Des membres du Mouvement du 23 mars (M23) ont tué au moins vingt hommes et violé des dizaines de femmes et de jeunes filles, révèle une enquête d'Amnesty International publiée ce vendredi. Ces actes qui se sont déroulés le 21 et le 30 novembre 2022 à Kishishe constituent des crimes de guerre et pourraient constituer des crimes contre l’humanité.
Selon les informations recueillies par Amnesty International, ces actes s'inscrivent dans le cadre d'une campagne menée par le M23 pour punir et humilier les civils soupçonnés de soutenir des groupes armés rivaux, notamment les Forces démocratiques de libération du Rwanda (FDLR) et les Maï-Maï locaux.
"Depuis ces attaques, les survivants vivent dans la terreur et le dénuement le plus total. Si certaines victimes de viol ont reçu des soins médicaux de base dans des centres de santé communautaires, la plupart d'entre elles ont besoin de toute urgence de soins médicaux et de santé mentale adaptés, ainsi que d'une aide humanitaire", a déclaré Tigere Chagutah, directeur régional d'Amnesty International pour l'Afrique orientale et australe.
Des survivants et des témoins ont raconté à Amnesty International qu'après avoir pris le contrôle de Kishishe, des groupes de combattants du M23 ont fait du porte-à-porte, tuant sommairement tous les hommes adultes qu'ils trouvaient et soumettant des dizaines de femmes à des viols, y compris des viols collectifs.
« Ils ont franchi la porte de l'enceinte et rassemblé tous les hommes présents, sept au total, qu'ils ont tués. Cinq soldats nous ont ensuite violées : six femmes et moi. Ils nous appelaient les femmes des FDLR », témoigne Aline qui a été violée le 29 novembre.
Eugénie* a été violée par trois soldats du M23 le 30 novembre 2022 devant une église où elle s'était réfugiée avec sa famille à la suite d'affrontements entre le M23 et d'autres groupes armés.
" Ils ont dit que nous étions tous des FDLR. Ils ont distingué les hommes et les ont abattus, y compris mon mari et mes deux fils.
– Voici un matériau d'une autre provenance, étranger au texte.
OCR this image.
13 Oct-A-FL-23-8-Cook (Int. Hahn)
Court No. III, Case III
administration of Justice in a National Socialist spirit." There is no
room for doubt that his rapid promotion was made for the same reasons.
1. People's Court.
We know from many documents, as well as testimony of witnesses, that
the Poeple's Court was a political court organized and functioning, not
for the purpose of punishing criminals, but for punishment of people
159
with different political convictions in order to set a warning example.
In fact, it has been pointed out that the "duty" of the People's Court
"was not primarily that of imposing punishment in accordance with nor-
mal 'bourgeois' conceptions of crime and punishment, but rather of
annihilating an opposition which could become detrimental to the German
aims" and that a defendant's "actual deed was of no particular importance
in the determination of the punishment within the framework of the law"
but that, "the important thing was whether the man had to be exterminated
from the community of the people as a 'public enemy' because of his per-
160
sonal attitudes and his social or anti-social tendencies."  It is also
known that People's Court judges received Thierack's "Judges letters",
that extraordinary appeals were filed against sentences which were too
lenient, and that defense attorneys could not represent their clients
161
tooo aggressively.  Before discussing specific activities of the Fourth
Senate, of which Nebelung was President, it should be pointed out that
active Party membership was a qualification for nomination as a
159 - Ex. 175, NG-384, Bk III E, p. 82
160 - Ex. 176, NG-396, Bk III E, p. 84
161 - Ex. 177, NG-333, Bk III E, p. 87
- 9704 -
Trois soldats du M23 m'ont ensuite emmenée derrière l'église et m'ont violée à tour de rôle. Je pensais que je ne survivrais pas".
Quelques jours après l'attaque, les autorités congolaises ont "fermement condamné les crimes odieux commis à Kishishe et Bambo" et ont promis de faire tout ce qui était en leur pouvoir pour que justice soit faite. Près de trois mois plus tard, les progrès sont minimes, constate l'ONG.
"Les autorités de la RDC, avec le soutien international, notamment par le biais des processus politiques en cours menés par la Communauté d'Afrique de l'Est et l'Union africaine, doivent demander des comptes aux auteurs de ces crimes odieux et rendre justice aux victimes. Elles doivent prendre d'urgence toutes les mesures nécessaires pour que les survivants de ces crimes reçoivent rapidement des soins de santé adéquats et une assistance humanitaire."
*Les noms des témoins ont été modifiés pour protéger leur identité.